Impressions after a few days at work

My office
Woo hoo, I have a job!

A few short impressions from 2.5 days of work:

  • The drive sucks. It’s about an hour and forty minutes each way, and today it was snowing so it was a bit longer. I’m going through a tank full of gas every two days, which even with a Prius seems expensive. They told me in the interview I’ll be able to start working from home soon, so I’ve got to get that set up.
  • The construction trailer I work in sucks. I sit next to the door, and it’s cold and drafty, even when people remember to close it behind them. Right behind me is a meeting room with paper thin walls where everybody uses the speaker phone. Worse still, the heater outlet is there so most times when the meeting is on, people turn off the heater. If we’re lucky, they remember to turn it back on afterwards, but yesterday we didn’t discover that nobody had turned on the heater until my toes were about to drop off.
  • My computer has two screens. I had two big screens when I was at Kodak, and I’d forgotten how useful that is when you’re programming to be able to devote an entire screen to Eclipse while you used the other window for running the app, as well as other web browsing and the like. As soon as I have my first paycheck, I think I’m going to buy a cheap LCD panel for my home office.
  • The pace is hectic. My supervisor never has time to show me anything, but he’s expecting results immediately. That can be frustrating. On the other hand, it’s good to have something to do and a project where things actually happen.
  • They wrote their own web framework. As if the world doesn’t have enough Java web frameworks, they wrote their own. And it has its good points and bad points. Each page starts with an XML page description document and an XSLT document. But it’s not what you think – the XSLT document doesn’t process that page description document. Instead, the page description document specifies the Java beans that either produce or consume nodes in a different XML document, which the XSLT document then processes into an HTML page. The forward and back buttons on the browser don’t work on many of their pages, for reasons I don’t entirely understand yet. They use Javascript a lot. I’m going to come out of here with a lot of experience in XSLT and JQuery, I hope.
  • The company seems equally split between people who are friendly and helpful, and people who refuse to look up when you speak to them. Fortunately it appears I’m mostly going to be working with people in the first category.
  • I’m genuinely getting a good feeling about working here. It’s such a refreshing change from the place I worked last winter.

4 thoughts on “Impressions after a few days at work”

  1. Each page starts with an XML page description document and an XSLT document. But it’s not what you think

    This struck me as hilarious, because what I was thinking ran along the lines of, “Me duzzn’t unnerstan Xydoodahz. What Mr.OP kan bee thinks I thinks?”

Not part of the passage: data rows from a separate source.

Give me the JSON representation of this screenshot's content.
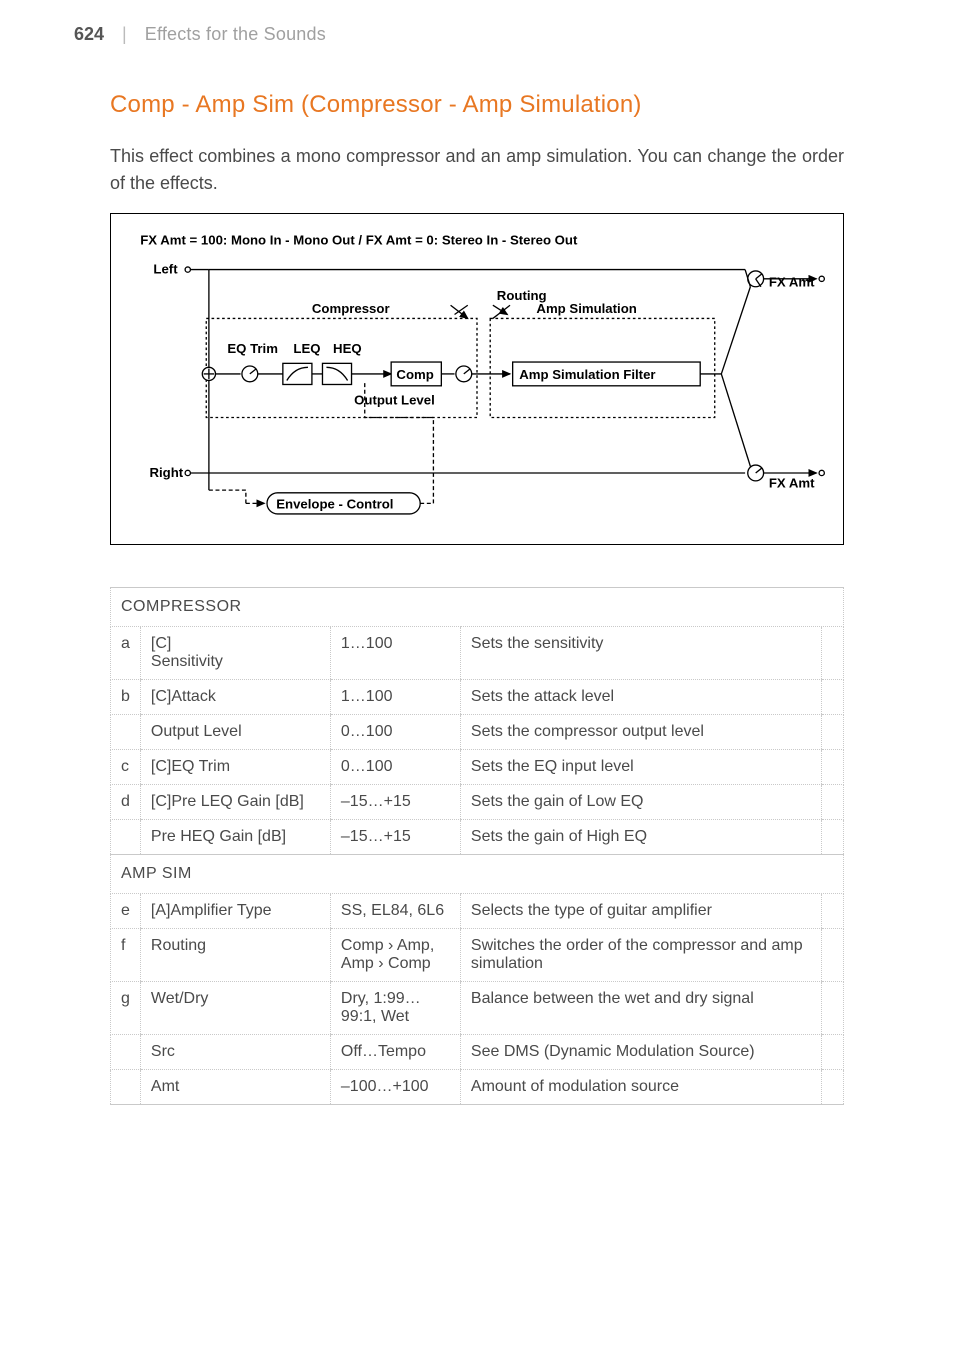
{
  "header": {
    "pageNumber": "624",
    "separator": "|",
    "breadcrumb": "Effects for the Sounds"
  },
  "title": "Comp - Amp Sim (Compressor - Amp Simulation)",
  "intro": "This effect combines a mono compressor and an amp simulation. You can change the order of the effects.",
  "diagram": {
    "topNote": "FX Amt = 100: Mono In - Mono Out  /  FX Amt = 0: Stereo In - Stereo Out",
    "left": "Left",
    "right": "Right",
    "fxAmt": "FX Amt",
    "routing": "Routing",
    "compressor": "Compressor",
    "ampSim": "Amp Simulation",
    "eqTrim": "EQ Trim",
    "leq": "LEQ",
    "heq": "HEQ",
    "comp": "Comp",
    "ampFilter": "Amp Simulation Filter",
    "outputLevel": "Output Level",
    "envelope": "Envelope - Control"
  },
  "table": {
    "sections": [
      {
        "title": "COMPRESSOR",
        "rows": [
          {
            "idx": "a",
            "name": "[C]\nSensitivity",
            "range": "1…100",
            "desc": "Sets the sensitivity"
          },
          {
            "idx": "b",
            "name": "[C]Attack",
            "range": "1…100",
            "desc": "Sets the attack level"
          },
          {
            "idx": "",
            "name": "Output Level",
            "range": "0…100",
            "desc": "Sets the compressor output level"
          },
          {
            "idx": "c",
            "name": "[C]EQ Trim",
            "range": "0…100",
            "desc": "Sets the EQ input level"
          },
          {
            "idx": "d",
            "name": "[C]Pre LEQ Gain [dB]",
            "range": "–15…+15",
            "desc": "Sets the gain of Low EQ"
          },
          {
            "idx": "",
            "name": "Pre HEQ Gain [dB]",
            "range": "–15…+15",
            "desc": "Sets the gain of High EQ"
          }
        ]
      },
      {
        "title": "AMP SIM",
        "rows": [
          {
            "idx": "e",
            "name": "[A]Amplifier Type",
            "range": "SS, EL84, 6L6",
            "desc": "Selects the type of guitar amplifier"
          },
          {
            "idx": "f",
            "name": "Routing",
            "range": "Comp › Amp, Amp › Comp",
            "desc": "Switches the order of the compressor and amp simulation"
          },
          {
            "idx": "g",
            "name": "Wet/Dry",
            "range": "Dry, 1:99…99:1, Wet",
            "desc": "Balance between the wet and dry signal"
          },
          {
            "idx": "",
            "name": "Src",
            "range": "Off…Tempo",
            "desc": "See DMS (Dynamic Modulation Source)"
          },
          {
            "idx": "",
            "name": "Amt",
            "range": "–100…+100",
            "desc": "Amount of modulation source"
          }
        ]
      }
    ]
  }
}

  2. Forgot to say… the stuff I did understand sounded either already good or fixable when you work from home. I’m so happy you have a job and a good feeling about it.

  3. Is Thomas Brudlo in the Lorne Scot post the same Thomas that moved to Las Vegas a few years back, and worked at College of Southern Nevada? I hope not… our Thomas passed away last week due to a heart attack while he was jogging at the field on campus.

    Happy Holidays,
    Dan

  4. > people who refuse to look up when you speak to them

    Well that includes my manager at my current job. I guess it’s a valid management style from his point of view – “show them who is boss and who is not”. Business is going badly, but the average job retention for a boss is “only” two years here, and average job retention for a not-boss is over 5 years. So it can result in “sitting things out”.